Not macht erfinderisch. Als Schutz vor der Kälte haben wir am Vorabend unsere Badetücher genutzt, um die zugigen Spalten in den Hüttenwänden zuzuhängen. Bei unserem mitgeschleppten Moskitonetz waren zum Glück einige Pinnnadeln dabei, die sich auch für solche Einsätze bestens eignen.
Leider wacht Lars am Morgen trotzdem mit Fieber auf. Während ich also das Frühstück halbwegs versuche zu genießen, nippt er an einem Becher heißen Tee. Armer Kerl! Trotzdem will er mir den Ausflug zum Swazi Cultural Village beim Mantenga Nature Reserve nicht verderben. Also schmeißt er sich zwei Grippostad ein und kann es los gehen.
Da das Mantenga Nature Reserve am Mlilwane Wildlife Sanctuary angrenzt, trennt uns eine nur kurze Fahrt von unserem Ziel. Es gilt die übliche Anmeldeprozedur plus circa sechs Euro Eintrittsgeld. Knapp anderthalb Kilometern hinter dem Office erreichen wir einen groß angelegten Parkplatz, auf dem allerdings nur wenige Autos stehen. Wir können uns der soeben begonnenen Führung anschließen. Die Gruppe besteht gerade mal aus einer belgischen Familie, uns beiden und dem Guide.
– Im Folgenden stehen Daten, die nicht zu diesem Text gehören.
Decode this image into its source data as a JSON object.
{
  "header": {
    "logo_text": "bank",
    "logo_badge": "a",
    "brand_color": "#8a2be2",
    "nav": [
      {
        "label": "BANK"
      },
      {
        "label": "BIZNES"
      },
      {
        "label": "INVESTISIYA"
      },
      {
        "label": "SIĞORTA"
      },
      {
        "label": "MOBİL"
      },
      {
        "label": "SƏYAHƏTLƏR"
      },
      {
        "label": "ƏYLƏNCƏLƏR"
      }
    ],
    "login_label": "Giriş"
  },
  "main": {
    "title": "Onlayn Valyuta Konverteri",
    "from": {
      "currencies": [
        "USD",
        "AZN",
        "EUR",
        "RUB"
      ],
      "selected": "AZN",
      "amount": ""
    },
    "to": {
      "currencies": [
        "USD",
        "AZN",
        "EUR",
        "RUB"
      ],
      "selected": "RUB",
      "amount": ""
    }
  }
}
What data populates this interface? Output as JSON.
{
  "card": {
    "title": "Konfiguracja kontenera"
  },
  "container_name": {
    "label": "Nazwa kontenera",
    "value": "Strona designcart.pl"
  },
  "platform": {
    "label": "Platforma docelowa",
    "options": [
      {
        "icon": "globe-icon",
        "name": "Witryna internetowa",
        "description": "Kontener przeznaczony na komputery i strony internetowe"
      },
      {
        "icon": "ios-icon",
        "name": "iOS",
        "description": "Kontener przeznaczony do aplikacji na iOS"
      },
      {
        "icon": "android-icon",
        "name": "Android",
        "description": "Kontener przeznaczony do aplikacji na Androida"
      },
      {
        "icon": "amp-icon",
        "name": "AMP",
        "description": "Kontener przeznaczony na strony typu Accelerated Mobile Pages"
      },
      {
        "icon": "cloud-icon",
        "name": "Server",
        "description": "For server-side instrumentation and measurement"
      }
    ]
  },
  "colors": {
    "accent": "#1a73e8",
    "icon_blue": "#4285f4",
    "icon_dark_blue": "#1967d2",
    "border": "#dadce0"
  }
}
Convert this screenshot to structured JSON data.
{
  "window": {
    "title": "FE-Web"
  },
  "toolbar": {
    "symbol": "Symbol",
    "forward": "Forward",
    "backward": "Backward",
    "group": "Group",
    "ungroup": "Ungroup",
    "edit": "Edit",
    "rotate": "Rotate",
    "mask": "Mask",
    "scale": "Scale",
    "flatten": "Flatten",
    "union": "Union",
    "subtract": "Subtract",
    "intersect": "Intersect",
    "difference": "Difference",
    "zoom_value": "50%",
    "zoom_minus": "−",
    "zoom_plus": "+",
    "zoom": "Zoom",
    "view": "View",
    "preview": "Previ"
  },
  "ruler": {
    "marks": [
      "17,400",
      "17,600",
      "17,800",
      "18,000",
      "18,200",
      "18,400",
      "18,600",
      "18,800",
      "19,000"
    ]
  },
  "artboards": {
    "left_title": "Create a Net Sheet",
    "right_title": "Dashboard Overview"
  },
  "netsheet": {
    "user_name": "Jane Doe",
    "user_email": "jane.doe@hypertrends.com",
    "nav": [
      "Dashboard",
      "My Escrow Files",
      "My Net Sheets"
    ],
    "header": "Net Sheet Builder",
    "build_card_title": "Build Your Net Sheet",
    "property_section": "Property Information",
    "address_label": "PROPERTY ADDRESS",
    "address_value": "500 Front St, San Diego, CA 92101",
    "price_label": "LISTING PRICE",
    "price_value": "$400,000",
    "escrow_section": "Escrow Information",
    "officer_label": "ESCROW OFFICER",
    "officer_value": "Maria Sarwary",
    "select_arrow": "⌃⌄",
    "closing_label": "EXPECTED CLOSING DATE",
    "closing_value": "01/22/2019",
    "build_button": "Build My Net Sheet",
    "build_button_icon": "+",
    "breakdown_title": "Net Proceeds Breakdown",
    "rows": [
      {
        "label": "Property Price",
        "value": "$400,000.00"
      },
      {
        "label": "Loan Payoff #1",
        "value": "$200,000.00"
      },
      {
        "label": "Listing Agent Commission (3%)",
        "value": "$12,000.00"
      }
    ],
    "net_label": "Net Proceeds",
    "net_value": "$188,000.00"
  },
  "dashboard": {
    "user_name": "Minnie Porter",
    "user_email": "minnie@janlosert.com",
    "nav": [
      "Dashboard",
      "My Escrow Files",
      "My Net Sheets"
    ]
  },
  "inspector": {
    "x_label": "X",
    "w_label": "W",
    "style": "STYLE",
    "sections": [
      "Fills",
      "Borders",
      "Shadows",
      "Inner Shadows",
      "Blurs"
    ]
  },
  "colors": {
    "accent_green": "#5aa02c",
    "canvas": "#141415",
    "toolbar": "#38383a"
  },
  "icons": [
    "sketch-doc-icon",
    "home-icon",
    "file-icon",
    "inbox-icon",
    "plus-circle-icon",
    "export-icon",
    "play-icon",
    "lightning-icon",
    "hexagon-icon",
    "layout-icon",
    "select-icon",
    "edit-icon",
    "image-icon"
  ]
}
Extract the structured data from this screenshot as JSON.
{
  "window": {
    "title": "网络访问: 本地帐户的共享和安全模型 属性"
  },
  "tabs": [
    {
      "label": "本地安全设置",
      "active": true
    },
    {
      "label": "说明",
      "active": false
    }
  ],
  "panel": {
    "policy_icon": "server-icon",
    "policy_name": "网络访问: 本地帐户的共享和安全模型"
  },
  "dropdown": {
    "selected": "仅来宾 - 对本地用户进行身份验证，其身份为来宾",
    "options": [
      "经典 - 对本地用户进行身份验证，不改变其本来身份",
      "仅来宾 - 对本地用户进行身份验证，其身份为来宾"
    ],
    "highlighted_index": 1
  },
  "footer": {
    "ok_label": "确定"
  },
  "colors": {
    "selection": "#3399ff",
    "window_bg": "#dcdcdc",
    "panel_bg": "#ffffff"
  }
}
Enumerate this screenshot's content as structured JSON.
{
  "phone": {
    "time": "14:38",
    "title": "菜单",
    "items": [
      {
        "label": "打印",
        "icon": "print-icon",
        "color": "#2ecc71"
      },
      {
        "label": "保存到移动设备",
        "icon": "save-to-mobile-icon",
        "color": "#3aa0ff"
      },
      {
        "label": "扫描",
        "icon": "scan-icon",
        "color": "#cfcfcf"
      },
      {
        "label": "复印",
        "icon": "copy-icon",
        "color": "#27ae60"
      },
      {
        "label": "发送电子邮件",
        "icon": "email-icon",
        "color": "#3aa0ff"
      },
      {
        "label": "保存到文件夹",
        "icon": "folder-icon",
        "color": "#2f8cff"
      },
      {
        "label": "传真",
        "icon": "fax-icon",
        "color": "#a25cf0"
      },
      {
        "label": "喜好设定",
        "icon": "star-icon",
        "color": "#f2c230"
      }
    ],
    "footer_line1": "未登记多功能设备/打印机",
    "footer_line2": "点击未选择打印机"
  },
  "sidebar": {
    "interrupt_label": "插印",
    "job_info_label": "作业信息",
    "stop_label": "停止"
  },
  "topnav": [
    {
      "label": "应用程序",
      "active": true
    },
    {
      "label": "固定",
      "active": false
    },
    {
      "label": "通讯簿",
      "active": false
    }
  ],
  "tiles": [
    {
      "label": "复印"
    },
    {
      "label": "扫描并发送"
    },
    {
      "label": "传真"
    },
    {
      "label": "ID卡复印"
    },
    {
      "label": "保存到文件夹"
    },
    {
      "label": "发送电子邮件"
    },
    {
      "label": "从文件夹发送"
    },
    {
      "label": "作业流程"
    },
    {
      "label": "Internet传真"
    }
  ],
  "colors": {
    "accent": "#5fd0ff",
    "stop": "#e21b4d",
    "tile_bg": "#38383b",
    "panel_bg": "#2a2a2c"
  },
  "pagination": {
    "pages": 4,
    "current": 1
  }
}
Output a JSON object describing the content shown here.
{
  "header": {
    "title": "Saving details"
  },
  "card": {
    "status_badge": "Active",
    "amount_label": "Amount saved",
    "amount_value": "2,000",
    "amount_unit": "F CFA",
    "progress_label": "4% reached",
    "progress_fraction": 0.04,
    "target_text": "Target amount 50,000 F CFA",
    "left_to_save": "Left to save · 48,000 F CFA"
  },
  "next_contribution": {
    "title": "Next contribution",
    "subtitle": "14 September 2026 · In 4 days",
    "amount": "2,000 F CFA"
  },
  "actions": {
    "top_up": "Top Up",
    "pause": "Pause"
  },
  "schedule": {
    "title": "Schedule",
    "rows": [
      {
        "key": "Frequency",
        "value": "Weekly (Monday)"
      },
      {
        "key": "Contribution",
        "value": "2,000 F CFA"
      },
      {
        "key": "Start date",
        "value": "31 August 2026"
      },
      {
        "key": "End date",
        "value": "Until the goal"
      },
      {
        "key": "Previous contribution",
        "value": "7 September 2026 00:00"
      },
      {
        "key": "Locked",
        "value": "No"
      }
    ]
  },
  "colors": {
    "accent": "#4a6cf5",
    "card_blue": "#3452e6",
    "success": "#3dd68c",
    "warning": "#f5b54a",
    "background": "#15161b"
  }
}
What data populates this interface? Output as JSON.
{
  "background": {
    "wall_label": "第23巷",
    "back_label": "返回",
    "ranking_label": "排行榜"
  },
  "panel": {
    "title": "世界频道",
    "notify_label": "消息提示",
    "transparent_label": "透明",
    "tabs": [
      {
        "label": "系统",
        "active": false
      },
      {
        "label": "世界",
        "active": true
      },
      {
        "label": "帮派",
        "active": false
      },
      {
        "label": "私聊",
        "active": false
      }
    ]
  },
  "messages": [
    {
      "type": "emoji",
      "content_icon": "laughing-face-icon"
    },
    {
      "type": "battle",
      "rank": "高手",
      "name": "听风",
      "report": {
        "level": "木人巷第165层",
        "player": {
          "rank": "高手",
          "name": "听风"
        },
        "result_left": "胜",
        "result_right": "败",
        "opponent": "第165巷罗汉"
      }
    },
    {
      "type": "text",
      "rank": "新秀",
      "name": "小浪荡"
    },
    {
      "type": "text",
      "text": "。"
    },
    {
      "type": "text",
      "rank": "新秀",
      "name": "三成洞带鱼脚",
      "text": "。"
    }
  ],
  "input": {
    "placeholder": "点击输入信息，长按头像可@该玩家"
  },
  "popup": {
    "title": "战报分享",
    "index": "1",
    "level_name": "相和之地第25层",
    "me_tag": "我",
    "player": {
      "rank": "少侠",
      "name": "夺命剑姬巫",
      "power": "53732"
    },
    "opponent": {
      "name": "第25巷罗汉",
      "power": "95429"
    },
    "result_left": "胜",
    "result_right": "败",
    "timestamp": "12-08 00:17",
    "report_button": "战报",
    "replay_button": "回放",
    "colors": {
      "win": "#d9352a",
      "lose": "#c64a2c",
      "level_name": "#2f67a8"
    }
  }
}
Die Hütten der Swazis sind die Beehives – also Bienenstöcke, denen sie ähneln. Sie werden alle paar Jahre neu gebaut. Dabei werden als Baumaterial streng traditionell Stangen, Gras, Schilf, Lederstreifen, Erde und getrockneter Kuhdung genommen. Hier im Village wurden so die Häuser einer Familie aufgebaut.
Denn Swasifamilien sind richtig groß und die Regeln streng. Männer und Frauen werden strikt in verschiedene Abschnitte voneinander getrennt. Kleine Kinder dürfen bis zum Alter von sechs Jahren bei ihren Eltern bleiben. Ab dann müssen sie in die Männer- oder Frauenhütten wechseln.
traditioneller Tanz im Cultural Village von Eswatini
Ein Grund für die großen Familien ist die Tradition der Polygamie, die nicht nur dem König vorbehalten ist. Theoretisch darf ein Swasimann so viele Frauen heiraten wie er will. Praktisch jedoch heiratet er nur so viele Frauen, wie er sich leisten kann. Da eine Jungfrau gut und gerne 17 Kühe kosten kann, hält sich der Harem meist in engen Grenzen. Deswegen ist auch unser Guide noch ledig. Bald gesellt sich eine schwarze Touristenfamilie zu uns. Der Vater ist beim Thema Polygamie ganz Ohr.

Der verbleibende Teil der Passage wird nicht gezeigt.